米朝会談の結果言及を 長崎平和宣言 起草委が初会合

 長崎市は12日、8月9日の「長崎原爆の日」の平和祈念式典で田上富久市長が読み上げる平和宣言文の第1回起草委員会を市内で開いた。委員らは朝鮮半島非核化協議の進展が期待される6月の米朝首脳会談の結果や、日本に対する核兵器禁止条約への署名呼び掛けを盛り込むべきと訴えた。
 起草委は田上市長を委員長とし、被爆者や有識者ら計15人で構成。市は委員の意見や提案を踏まえ6月9日に宣言文の素案を提示、7月末にまとめる予定だ。
 初会合では、韓国と北朝鮮の両首脳が掲げた朝鮮半島の非核化を巡り「未来が見えた」との声が聞かれ、鈴木達治郎・長崎大核兵器廃絶研究センター長は6月の米朝首脳会談の成果をはじめ、日朝国交回復を日本の目標とするよう宣言文に盛り込むべきとした。

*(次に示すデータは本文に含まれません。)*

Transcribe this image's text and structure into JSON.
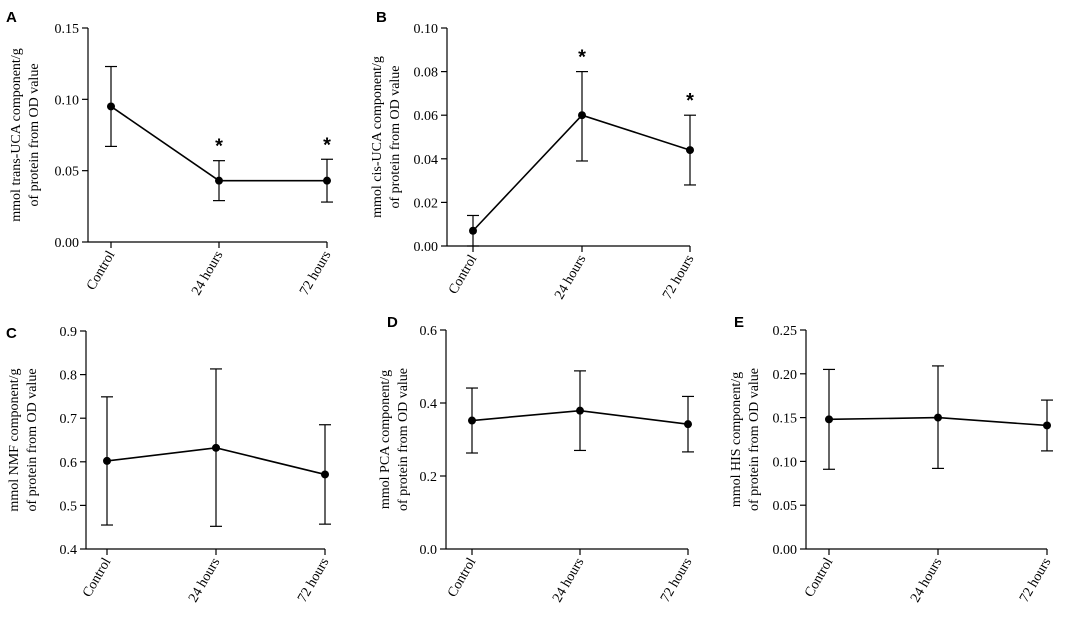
{
  "chart_data": [
    {
      "panel": "A",
      "type": "line",
      "ylabel_lines": [
        "mmol trans-UCA component/g",
        "of protein from OD value"
      ],
      "categories": [
        "Control",
        "24 hours",
        "72 hours"
      ],
      "values": [
        0.095,
        0.043,
        0.043
      ],
      "err_low": [
        0.067,
        0.029,
        0.028
      ],
      "err_high": [
        0.123,
        0.057,
        0.058
      ],
      "ylim": [
        0,
        0.15
      ],
      "yticks": [
        "0.00",
        "0.05",
        "0.10",
        "0.15"
      ],
      "significance": [
        "",
        "*",
        "*"
      ]
    },
    {
      "panel": "B",
      "type": "line",
      "ylabel_lines": [
        "mmol cis-UCA component/g",
        "of protein from OD value"
      ],
      "categories": [
        "Control",
        "24 hours",
        "72 hours"
      ],
      "values": [
        0.007,
        0.06,
        0.044
      ],
      "err_low": [
        0.0,
        0.039,
        0.028
      ],
      "err_high": [
        0.014,
        0.08,
        0.06
      ],
      "ylim": [
        0,
        0.1
      ],
      "yticks": [
        "0.00",
        "0.02",
        "0.04",
        "0.06",
        "0.08",
        "0.10"
      ],
      "significance": [
        "",
        "*",
        "*"
      ]
    },
    {
      "panel": "C",
      "type": "line",
      "ylabel_lines": [
        "mmol NMF component/g",
        "of protein from OD value"
      ],
      "categories": [
        "Control",
        "24 hours",
        "72 hours"
      ],
      "values": [
        0.602,
        0.632,
        0.571
      ],
      "err_low": [
        0.455,
        0.452,
        0.457
      ],
      "err_high": [
        0.749,
        0.813,
        0.685
      ],
      "ylim": [
        0.4,
        0.9
      ],
      "yticks": [
        "0.4",
        "0.5",
        "0.6",
        "0.7",
        "0.8",
        "0.9"
      ],
      "significance": [
        "",
        "",
        ""
      ]
    },
    {
      "panel": "D",
      "type": "line",
      "ylabel_lines": [
        "mmol PCA component/g",
        "of protein from OD value"
      ],
      "categories": [
        "Control",
        "24 hours",
        "72 hours"
      ],
      "values": [
        0.352,
        0.379,
        0.342
      ],
      "err_low": [
        0.263,
        0.27,
        0.266
      ],
      "err_high": [
        0.441,
        0.488,
        0.418
      ],
      "ylim": [
        0,
        0.6
      ],
      "yticks": [
        "0.0",
        "0.2",
        "0.4",
        "0.6"
      ],
      "significance": [
        "",
        "",
        ""
      ]
    },
    {
      "panel": "E",
      "type": "line",
      "ylabel_lines": [
        "mmol HIS component/g",
        "of protein from OD value"
      ],
      "categories": [
        "Control",
        "24 hours",
        "72 hours"
      ],
      "values": [
        0.148,
        0.15,
        0.141
      ],
      "err_low": [
        0.091,
        0.092,
        0.112
      ],
      "err_high": [
        0.205,
        0.209,
        0.17
      ],
      "ylim": [
        0,
        0.25
      ],
      "yticks": [
        "0.00",
        "0.05",
        "0.10",
        "0.15",
        "0.20",
        "0.25"
      ],
      "significance": [
        "",
        "",
        ""
      ]
    }
  ]
}
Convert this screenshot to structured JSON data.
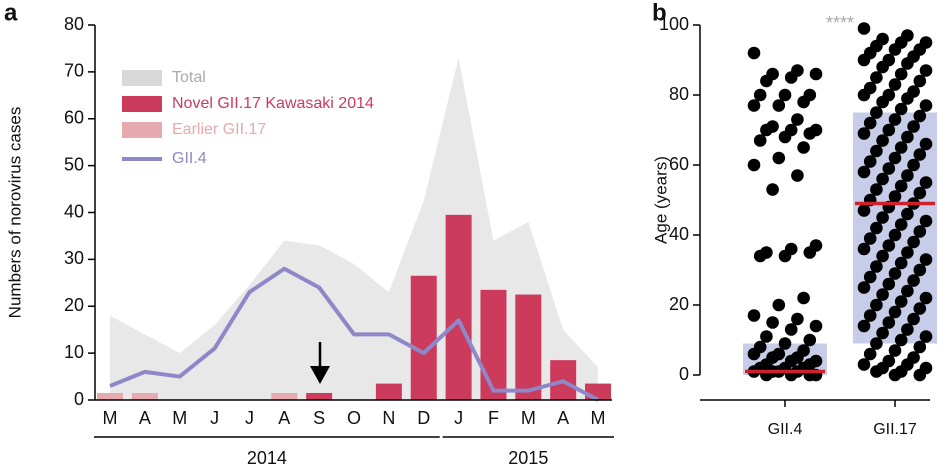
{
  "chart_data": [
    {
      "type": "bar",
      "panel_label": "a",
      "ylabel": "Numbers of norovirus cases",
      "categories": [
        "M",
        "A",
        "M",
        "J",
        "J",
        "A",
        "S",
        "O",
        "N",
        "D",
        "J",
        "F",
        "M",
        "A",
        "M"
      ],
      "groups": [
        {
          "label": "2014",
          "count": 10
        },
        {
          "label": "2015",
          "count": 5
        }
      ],
      "ylim": [
        0,
        80
      ],
      "yticks": [
        0,
        10,
        20,
        30,
        40,
        50,
        60,
        70,
        80
      ],
      "legend": "upper left",
      "series": [
        {
          "name": "Total",
          "type": "area",
          "color": "#e8e8e8",
          "values": [
            18,
            14,
            10,
            16,
            24.5,
            34,
            33,
            29,
            23,
            42.5,
            73,
            34,
            38,
            15,
            7
          ]
        },
        {
          "name": "Novel GII.17 Kawasaki 2014",
          "type": "bar",
          "color": "#cc3a5c",
          "values": [
            null,
            null,
            null,
            null,
            null,
            null,
            1.5,
            null,
            3.5,
            26.5,
            39.5,
            23.5,
            22.5,
            8.5,
            3.5
          ]
        },
        {
          "name": "Earlier GII.17",
          "type": "bar",
          "color": "#e6a9ae",
          "values": [
            1.5,
            1.5,
            null,
            null,
            null,
            1.5,
            null,
            null,
            null,
            null,
            null,
            null,
            null,
            null,
            null
          ]
        },
        {
          "name": "GII.4",
          "type": "line",
          "color": "#8f88c8",
          "values": [
            3,
            6,
            5,
            11,
            23,
            28,
            24,
            14,
            14,
            10,
            17,
            2,
            2,
            4,
            0
          ]
        }
      ]
    },
    {
      "type": "scatter",
      "panel_label": "b",
      "ylabel": "Age (years)",
      "annotation": "****",
      "ylim": [
        0,
        100
      ],
      "yticks": [
        0,
        20,
        40,
        60,
        80,
        100
      ],
      "box_color": "#c7cde9",
      "median_color": "#d0202e",
      "color": "#000000",
      "series": [
        {
          "name": "GII.4",
          "median": 1,
          "q1": 0,
          "q3": 9,
          "values": [
            92,
            87,
            86,
            86,
            85,
            84,
            80,
            80,
            80,
            78,
            77,
            77,
            73,
            71,
            70,
            70,
            70,
            69,
            68,
            67,
            65,
            62,
            60,
            57,
            53,
            37,
            36,
            35,
            35,
            34,
            34,
            22,
            20,
            17,
            16,
            15,
            14,
            13,
            11,
            10,
            9,
            8,
            7,
            6,
            6,
            5,
            5,
            4,
            4,
            3,
            3,
            2,
            2,
            2,
            1,
            1,
            1,
            1,
            0,
            0,
            0,
            0
          ]
        },
        {
          "name": "GII.17",
          "median": 49,
          "q1": 9,
          "q3": 75,
          "values": [
            99,
            97,
            96,
            95,
            95,
            94,
            93,
            93,
            92,
            91,
            90,
            90,
            89,
            88,
            87,
            86,
            85,
            84,
            83,
            82,
            81,
            80,
            80,
            79,
            78,
            77,
            76,
            75,
            74,
            73,
            72,
            71,
            70,
            69,
            68,
            67,
            66,
            65,
            64,
            63,
            62,
            61,
            60,
            59,
            58,
            57,
            56,
            55,
            54,
            53,
            52,
            51,
            50,
            49,
            48,
            47,
            46,
            45,
            44,
            43,
            42,
            41,
            40,
            39,
            38,
            37,
            36,
            35,
            34,
            33,
            32,
            31,
            30,
            29,
            28,
            27,
            26,
            25,
            24,
            23,
            22,
            21,
            20,
            19,
            18,
            17,
            16,
            15,
            14,
            13,
            12,
            11,
            10,
            9,
            8,
            7,
            6,
            5,
            4,
            3,
            3,
            2,
            2,
            1,
            1,
            0,
            0
          ]
        }
      ]
    }
  ]
}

 非政府組織(NGO)も尽力し昨年採択された核兵器禁止条約への日本の参加を訴える意見も相次ぎ、長崎大医学部6年の西田千紗さんは「(宣言文は)市民の地道な活動で世界を変えられるという印象付けが理想的」と指摘。核兵器廃絶地球市民長崎集会実行委員会の朝長万左男委員長は核抑止論の克服に向け「被爆地で国際会議開催の呼び掛けを」と提案した。
 安倍政権が目指す憲法9条改正への反対や、今年のノーベル平和賞候補「高校生平和大使」への言及を求める意見も出た。田上市長は核兵器への世界の関心は高まっているとして、廃絶に向け「例年以上にメッセージを発する必要がある」と語った。